Be aware that balanced exercise is an important part of back pain prevention. Stretching your thighs won’t be enough to relieve back pain if you’ve acquired a muscle imbalance.
Your lower back muscles incur a lot of stress throughout the day. They support the spine and upper body. They both bear weight and perform many different directional movements, including flexion, extension and rotation. It is easy for lower back muscles to become tight due to all the work they do. Stretching them daily, especially before and after physical activity, will help keep blood flowing to them. When you stretch the lower back, you’re also stretching the spine, encouraging a healthy range of joint motion.

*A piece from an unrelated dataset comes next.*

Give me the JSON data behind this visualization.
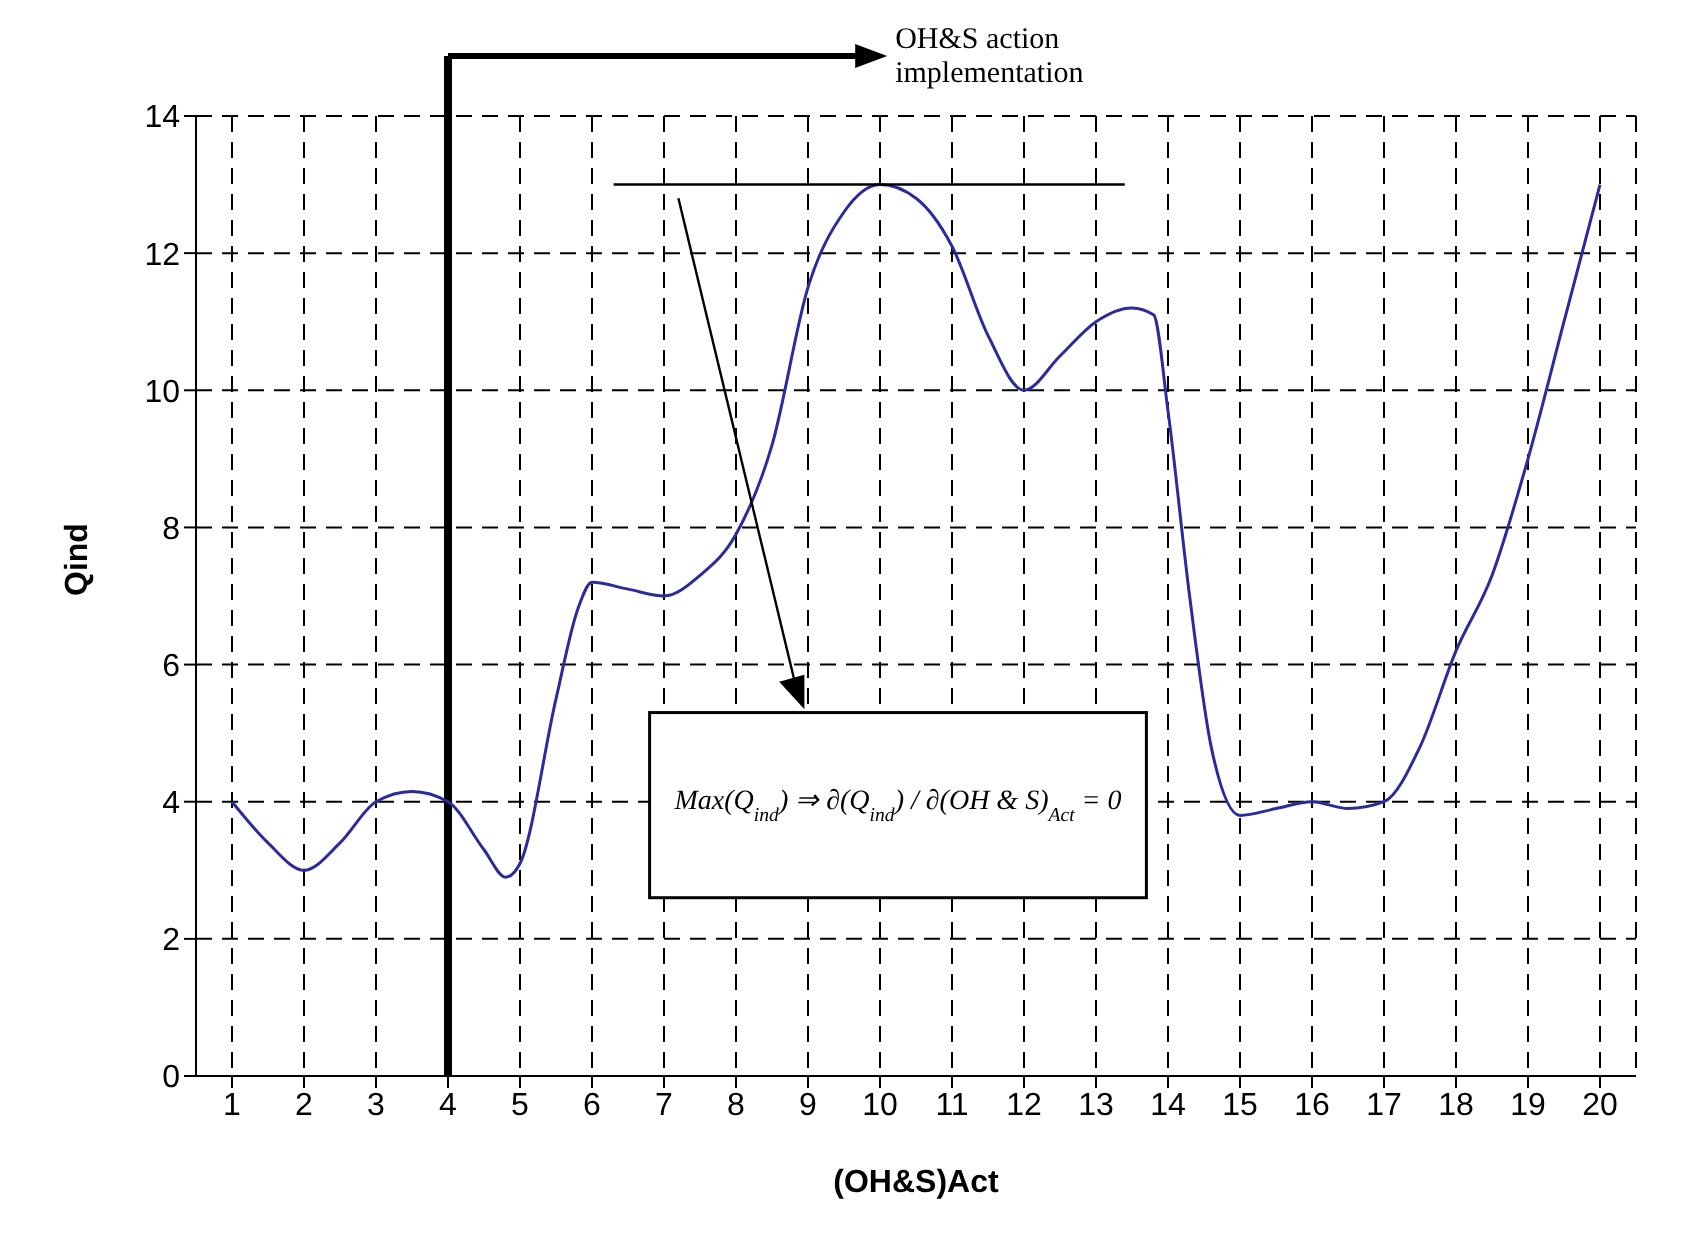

Since the back muscles and joints in the lumbar spine move in many different ways, you’ll want your stretches to bring them through their different ranges of motion. The yoga pose called the cat-cow both flexes and extends the lower back. See a video of this pose:
Next, you’ll want to stretch in a way that facilitates the rotation of the muscles and joints. You can do a lower back rotation stretch by lying on your back, bending your knees with your feet on the ground and letting your knees both fall to one side. Turn your head in the opposite direction, and stretch the arm on the side you’re facing outward to the side. Hold for a few seconds, perform on the opposite side and repeat.
While not as mobile as the muscles of the lower back, upper back muscles are still subjected to a significant amount of stress throughout the day. Muscle imbalances are common as most of us have a dominant arm that is used more and bags are often carried by one side of the body. Postural dysfunction greatly affects the upper back as shoulders stoop, the neck juts forward and the upper back rounds out.
Stretching won’t fix posture or muscle imbalances, but with attention to posture and a balanced workout, it can help prevent upper back pain. Technically, you’ll want to stretch not only the upper back but the neck and shoulder muscles connected to it as well.
You can find a simple routine of 3 stretches for the upper body at exercise.about.com.
For people with average, occasional muscle soreness, a simple stretching routine may be enough to relieve back pain. The muscles of the thigh, pelvis, lower and upper back should be stretched daily to maintain good physical condition.